Iterative-Epoch Online Cycle Elimination for Context-Free Language Reachability
Context-free language reachability (CFL-reachability) is a fundamental framework for implementing various static analyses. CFL-reachability utilizes context-free grammar (CFG) to extend the expressiveness of ordinary graph reachability from an unlabeled graph to an edge-labeled graph. Solving CFL-reachability requires a (sub)cubic time complexity with respect to the graph size, which limits its scalability in practice. Thus, an approach that can effectively reduce the graph size while maintaining the reachability result is highly desirable. Most of the existing graph simplification techniques for CFL-reachability work during the preprocessing stage, i.e., before the dynamic CFL-reachability solving process. However, in real-world CFL-reachability analyses, there is a large number of reducible nodes and edges that can only be discovered during dynamic solving, leaving significant room for on-the-fly improvements.
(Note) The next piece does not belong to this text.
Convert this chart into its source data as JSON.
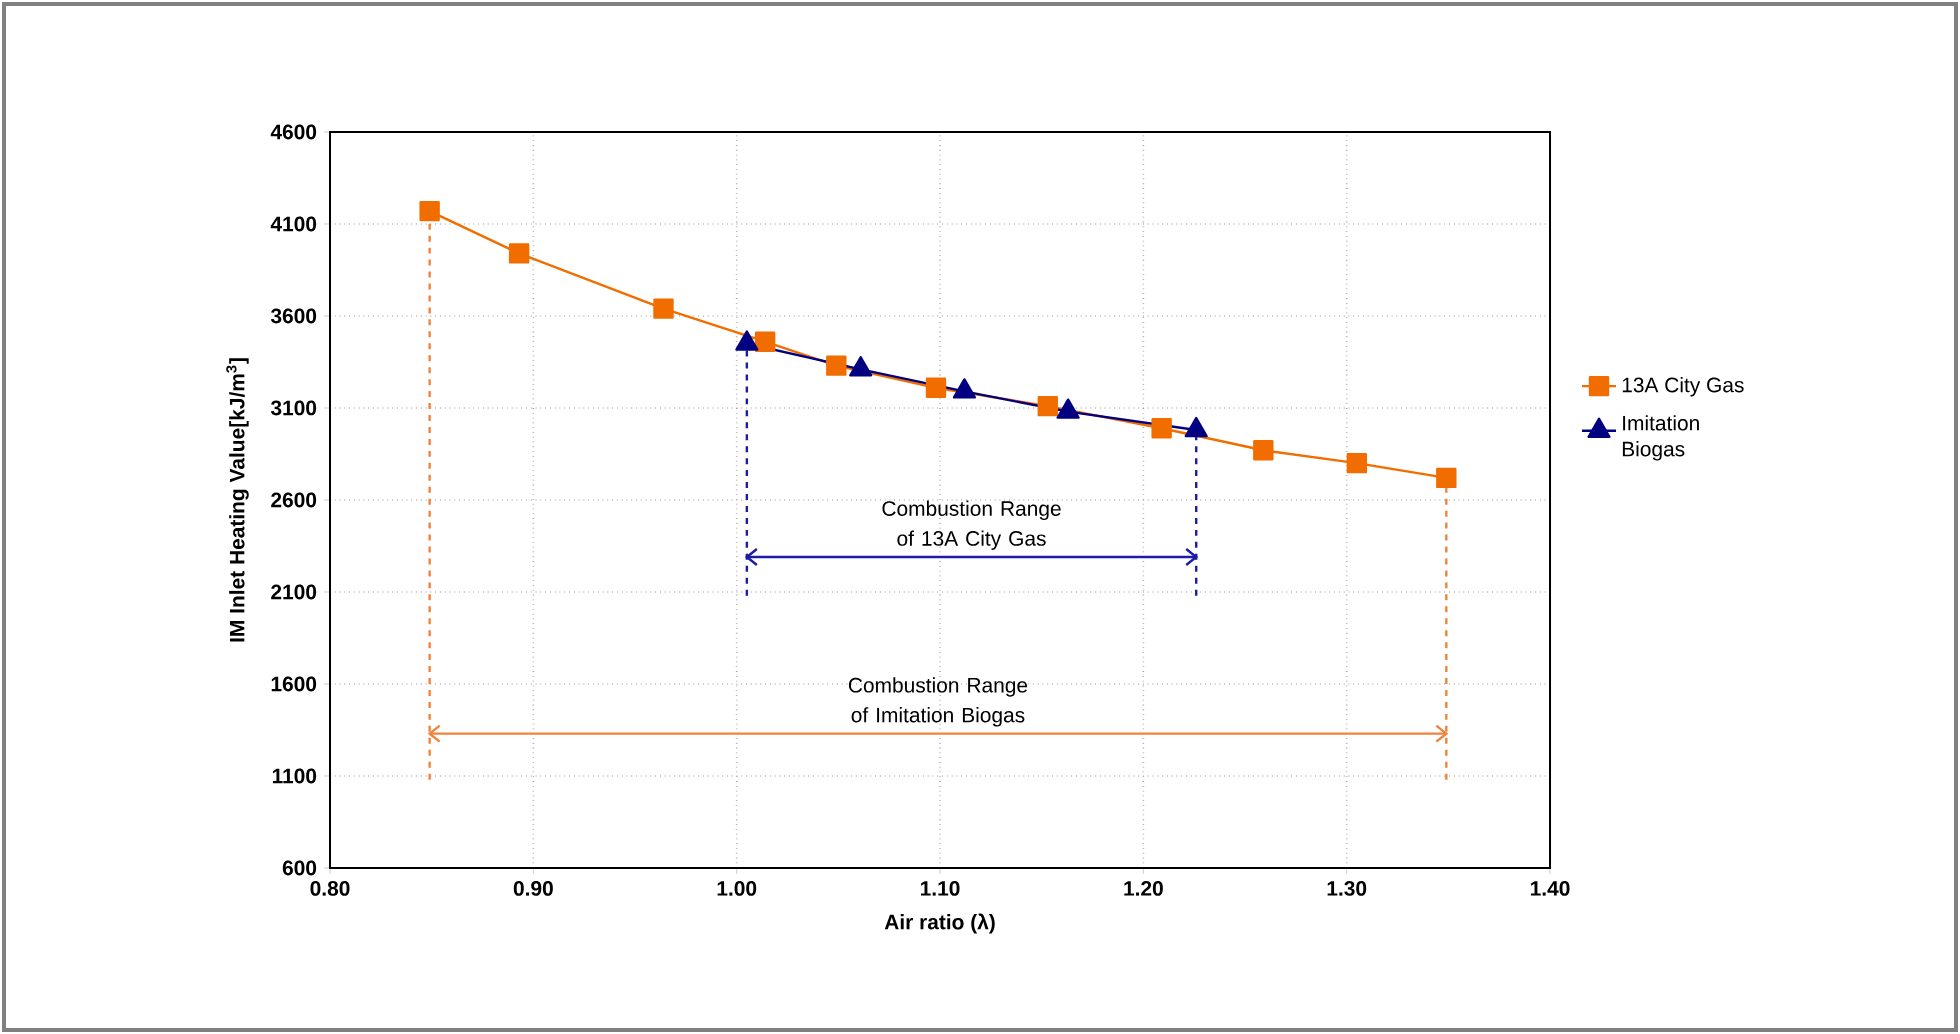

This paper aims to reduce the graph size of CFL-reachability dynamically via online cycle elimination. We propose a simple yet effective approach to detect collapsible cycles in the graph based on the input context-free grammar. Our key insight is that symbols with particular forms of production rules in the grammar are the essence of transitivity of reachability relations in the graph. Specifically, in the graph, a reachability relation to a node $v_i$ can be “transited” to another node $v_j$ if there is a transitive relation from $v_i$ to $v_j$, and cycles formed by transitive relations are collapsible. In this paper, we present an approach to identify the \textit{transitive symbols} in a context-free grammar, and propose an \textit{iterative-epoch} framework for online cycle elimination. From the perspective of non-parallelized CFL-reachability solving, our iterative-epoch framework is well compatible with both the standard (unordered) solver and the recent ordered solver, and can significantly improve their performance. Our experiment on context-sensitive value-flow analysis for C/C++ and field-sensitive alias analysis for Java demonstrates promising performance improvement by our iterative-epoch cycle elimination technique. By collapsing cycles online, our technique accelerates the standard solver by 17.17× and 13.94× for value-flow analysis and alias analysis, respectively, with memory reductions of 48.8% and 45.0%. Besides, our technique can also accelerates the ordered solver by 14.32× and 8.36× for value-flow analysis and alias analysis, respectively, with memory reductions of 55.2% and 57.8%.